Ekonomi Indonesia tumbuh 5,39%, tertinggi di antara negara-negara G20: Menteri

Ekonomi Indonesia tumbuh 5,39%, tertinggi di antara negara-negara G20: Menteri

Liga335 – Ekonomi Indonesia tumbuh 5,39%, tertinggi di antara negara-negara G20: Menteri
Berita terkait: Presiden Prabowo menggalang dukungan para pengusaha terkemuka untuk “Indonesia Incorporated”
Jakarta (ANTARA) – Menteri Koordinator Bidang Perekonomian Airlangga Hartarto melaporkan bahwa pertumbuhan ekonomi Indonesia mencapai 5,39 persen pada kuartal keempat tahun 2025, tertinggi di antara negara-negara G20. “”Ini merupakan angka tertinggi di antara negara-negara G20. Selain itu, pertumbuhan tahunan sebesar 5,11 persen juga sangat baik,” ujarnya setelah menghadiri rapat terbatas bersama Presiden Prabowo Subianto di Istana Kepresidenan, Jakarta, Rabu (11 Februari).

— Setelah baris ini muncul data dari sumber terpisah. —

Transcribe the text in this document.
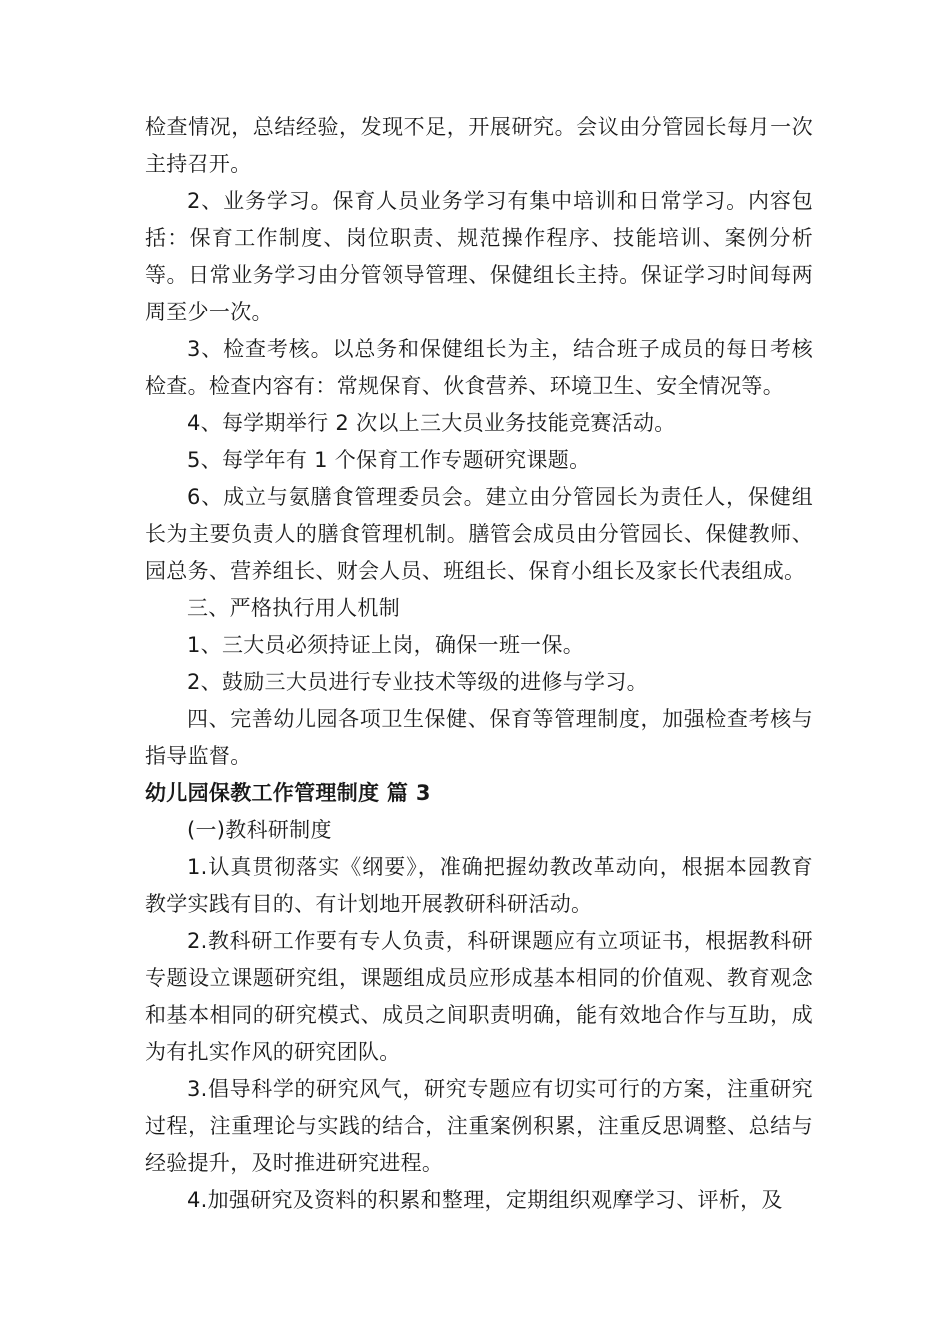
检查情况，总结经验，发现不足，开展研究。会议由分管园长每月一次主持召开。

2、业务学习。保育人员业务学习有集中培训和日常学习。内容包括：保育工作制度、岗位职责、规范操作程序、技能培训、案例分析等。日常业务学习由分管领导管理、保健组长主持。保证学习时间每两周至少一次。

3、检查考核。以总务和保健组长为主，结合班子成员的每日考核检查。检查内容有：常规保育、伙食营养、环境卫生、安全情况等。

4、每学期举行 2 次以上三大员业务技能竞赛活动。

5、每学年有 1 个保育工作专题研究课题。

6、成立与氨膳食管理委员会。建立由分管园长为责任人，保健组长为主要负责人的膳食管理机制。膳管会成员由分管园长、保健教师、园总务、营养组长、财会人员、班组长、保育小组长及家长代表组成。

三、严格执行用人机制

1、三大员必须持证上岗，确保一班一保。

2、鼓励三大员进行专业技术等级的进修与学习。

四、完善幼儿园各项卫生保健、保育等管理制度，加强检查考核与指导监督。

幼儿园保教工作管理制度 篇 3

(一)教科研制度

1.认真贯彻落实《纲要》，准确把握幼教改革动向，根据本园教育教学实践有目的、有计划地开展教研科研活动。

2.教科研工作要有专人负责，科研课题应有立项证书，根据教科研专题设立课题研究组，课题组成员应形成基本相同的价值观、教育观念和基本相同的研究模式、成员之间职责明确，能有效地合作与互助，成为有扎实作风的研究团队。

3.倡导科学的研究风气，研究专题应有切实可行的方案，注重研究过程，注重理论与实践的结合，注重案例积累，注重反思调整、总结与经验提升，及时推进研究进程。

4.加强研究及资料的积累和整理，定期组织观摩学习、评析，及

Di sektor riil, Hartarto menjelaskan bahwa aktivitas manufaktur tetap berada di zona ekspansi, dengan indeks sebesar 52,6. Selain itu, tingkat kepercayaan konsumen pada Januari juga menunjukkan peningkatan dibandingkan bulan sebelumnya.Indeks Keyakinan Konsumen (IKK) juga naik menjadi 127 pada Januari 2026, dari 123,5 pada bulan sebelumnya, tambahnya.

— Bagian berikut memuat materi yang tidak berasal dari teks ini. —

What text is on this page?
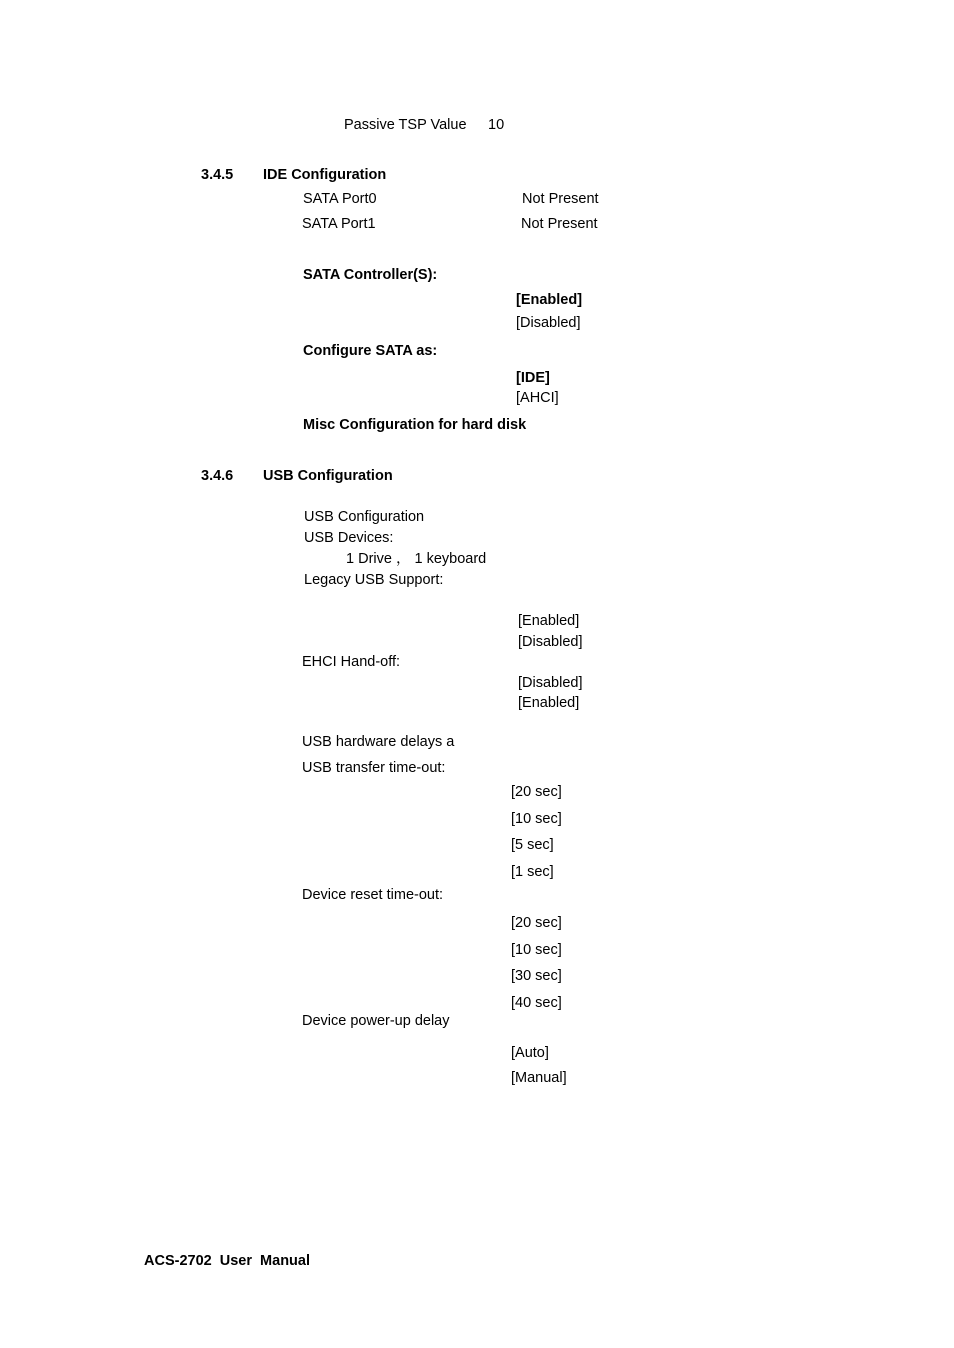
Passive TSP Value 10
3.4.5 IDE Configuration
SATA Port0	Not Present
SATA Port1	Not Present
SATA Controller(S):
[Enabled]
[Disabled]
Configure SATA as:
[IDE]
[AHCI]
Misc Configuration for hard disk
3.4.6 USB Configuration
USB Configuration
USB Devices:
1 Drive ， 1 keyboard
Legacy USB Support:
[Enabled]
[Disabled]
EHCI Hand-off:
[Disabled]
[Enabled]
USB hardware delays a
USB transfer time-out:
[20 sec]
[10 sec]
[5 sec]
[1 sec]
Device reset time-out:
[20 sec]
[10 sec]
[30 sec]
[40 sec]
Device power-up delay
[Auto]
[Manual]
ACS-2702  User  Manual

Sementara itu, menteri tersebut menguraikan bahwa Kinerja konsumsi domestik juga mencatat tren positif. Penjualan riil mencatat pertumbuhan tahunan sebesar 7,9 persen, meningkat signifikan dibandingkan dengan pertumbuhan 3,5 persen pada Desember tahun lalu. Dari sisi neraca perdagangan, pada Desember 2025 tercatat surplus sebesar US$2,51 miliar, menandai surplus selama 68 bulan berturut-turut.

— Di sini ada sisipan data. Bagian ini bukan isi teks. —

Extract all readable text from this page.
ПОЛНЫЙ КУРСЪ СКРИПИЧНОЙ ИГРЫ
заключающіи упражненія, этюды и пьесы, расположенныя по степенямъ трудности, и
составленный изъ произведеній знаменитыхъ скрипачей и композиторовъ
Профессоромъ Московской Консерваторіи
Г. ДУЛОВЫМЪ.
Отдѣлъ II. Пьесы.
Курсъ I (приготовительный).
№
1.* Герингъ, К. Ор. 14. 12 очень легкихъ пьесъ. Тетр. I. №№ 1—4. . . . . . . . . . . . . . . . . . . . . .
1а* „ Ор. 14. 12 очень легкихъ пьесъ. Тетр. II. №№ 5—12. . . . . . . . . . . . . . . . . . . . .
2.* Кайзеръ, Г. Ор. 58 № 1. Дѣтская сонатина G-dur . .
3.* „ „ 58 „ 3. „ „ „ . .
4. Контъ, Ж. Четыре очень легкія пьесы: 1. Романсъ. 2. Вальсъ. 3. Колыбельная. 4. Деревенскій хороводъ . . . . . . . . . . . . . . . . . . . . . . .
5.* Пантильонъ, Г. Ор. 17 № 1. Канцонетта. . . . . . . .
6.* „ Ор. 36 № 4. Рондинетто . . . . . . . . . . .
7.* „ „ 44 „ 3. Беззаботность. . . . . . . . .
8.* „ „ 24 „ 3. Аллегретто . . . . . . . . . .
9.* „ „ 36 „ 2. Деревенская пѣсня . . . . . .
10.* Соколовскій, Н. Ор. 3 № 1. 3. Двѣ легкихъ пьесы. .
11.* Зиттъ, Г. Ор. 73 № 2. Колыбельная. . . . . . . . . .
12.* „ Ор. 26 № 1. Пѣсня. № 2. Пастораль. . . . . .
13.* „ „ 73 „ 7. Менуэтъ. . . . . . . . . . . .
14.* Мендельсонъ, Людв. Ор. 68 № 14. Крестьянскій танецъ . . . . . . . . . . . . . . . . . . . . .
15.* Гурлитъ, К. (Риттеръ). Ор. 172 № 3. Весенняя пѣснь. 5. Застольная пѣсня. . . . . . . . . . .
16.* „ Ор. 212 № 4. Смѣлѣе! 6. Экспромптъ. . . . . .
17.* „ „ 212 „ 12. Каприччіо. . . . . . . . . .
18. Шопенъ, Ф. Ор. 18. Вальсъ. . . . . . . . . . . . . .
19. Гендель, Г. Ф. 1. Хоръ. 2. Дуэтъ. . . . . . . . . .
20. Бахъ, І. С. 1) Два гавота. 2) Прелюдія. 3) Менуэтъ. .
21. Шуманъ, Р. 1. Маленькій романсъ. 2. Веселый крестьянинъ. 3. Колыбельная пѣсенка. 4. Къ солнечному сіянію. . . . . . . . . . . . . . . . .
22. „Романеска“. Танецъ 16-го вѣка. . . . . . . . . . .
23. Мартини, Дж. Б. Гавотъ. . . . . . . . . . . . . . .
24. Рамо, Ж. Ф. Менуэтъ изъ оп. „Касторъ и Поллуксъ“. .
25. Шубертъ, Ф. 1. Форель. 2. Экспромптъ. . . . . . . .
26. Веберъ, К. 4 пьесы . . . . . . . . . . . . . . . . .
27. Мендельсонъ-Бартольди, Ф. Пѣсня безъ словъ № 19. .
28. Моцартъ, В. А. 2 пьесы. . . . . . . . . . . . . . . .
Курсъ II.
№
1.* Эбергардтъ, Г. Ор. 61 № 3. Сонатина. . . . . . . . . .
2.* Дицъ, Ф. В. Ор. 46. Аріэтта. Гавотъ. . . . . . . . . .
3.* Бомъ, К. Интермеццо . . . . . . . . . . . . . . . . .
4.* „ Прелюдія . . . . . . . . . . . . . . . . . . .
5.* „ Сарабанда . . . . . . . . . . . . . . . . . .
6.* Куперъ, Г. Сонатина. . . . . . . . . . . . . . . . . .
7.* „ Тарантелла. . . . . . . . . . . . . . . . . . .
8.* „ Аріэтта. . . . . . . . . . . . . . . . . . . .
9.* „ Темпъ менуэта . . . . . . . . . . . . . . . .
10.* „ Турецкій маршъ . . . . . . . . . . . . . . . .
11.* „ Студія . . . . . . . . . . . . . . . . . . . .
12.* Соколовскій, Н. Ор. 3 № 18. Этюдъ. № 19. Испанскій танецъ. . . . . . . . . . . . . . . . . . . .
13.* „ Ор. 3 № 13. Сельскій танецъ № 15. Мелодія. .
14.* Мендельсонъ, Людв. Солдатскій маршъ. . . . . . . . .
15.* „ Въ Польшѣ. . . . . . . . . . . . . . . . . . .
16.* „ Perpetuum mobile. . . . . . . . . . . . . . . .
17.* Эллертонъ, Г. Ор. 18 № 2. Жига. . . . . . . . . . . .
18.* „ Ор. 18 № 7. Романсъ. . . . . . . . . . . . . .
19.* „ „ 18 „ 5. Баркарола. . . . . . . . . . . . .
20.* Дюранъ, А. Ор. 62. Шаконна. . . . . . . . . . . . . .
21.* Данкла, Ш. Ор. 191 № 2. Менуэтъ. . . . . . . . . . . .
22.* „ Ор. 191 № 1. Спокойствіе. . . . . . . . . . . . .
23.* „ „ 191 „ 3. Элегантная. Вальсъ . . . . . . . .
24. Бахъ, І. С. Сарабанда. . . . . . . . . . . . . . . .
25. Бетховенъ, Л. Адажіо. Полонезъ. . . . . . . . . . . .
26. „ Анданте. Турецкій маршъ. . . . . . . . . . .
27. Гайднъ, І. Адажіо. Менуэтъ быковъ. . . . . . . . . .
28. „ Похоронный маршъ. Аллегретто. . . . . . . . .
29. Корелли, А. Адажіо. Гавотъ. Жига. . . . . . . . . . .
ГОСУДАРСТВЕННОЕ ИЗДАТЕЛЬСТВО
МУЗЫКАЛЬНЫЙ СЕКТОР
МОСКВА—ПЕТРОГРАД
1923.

Selain itu, realisasi Penanaman Modal Asing (PMA) dan Penanaman Modal Dalam Negeri (PMDN) tercatat sebesar Rp1.931,2 triliun (US$111,7 miliar).””Selain itu, cadangan devisa tetap tinggi di angka US$154,6 miliar, dan pertumbuhan kredit juga tinggi sebesar 9,69 persen,” lanjut Hartarto.

Ia kemudian menyampaikan bahwa peringkat kredit Indonesia dari berbagai lembaga pemeringkat internasional tetap berada pada tingkat investasi. Namun, pemerintah mempertimbangkan prospek negatif dari Moody’s untuk diantisipasi dengan langkah-langkah kebijakan yang tepat. Lembaga pemeringkat Moody’s mengumumkan pada 5 Februari bahwa pihaknya akan mempertahankan peringkat kredit suverén Indonesia pada Baa2 dan menyesuaikan prospeknya dari “stabil” menjadi “negatif”.

Sejalan dengan langkah ini, Moody’s juga merevisi prospeknya menjadi “negatif” untuk lima bank Indonesia, yaitu Bank Mandiri, Bank Rakyat Indonesia (BRI), Bank Negara Indonesia (BNI), Bank Central Asia (BCA), dan Bank Tabungan Negara (BTN).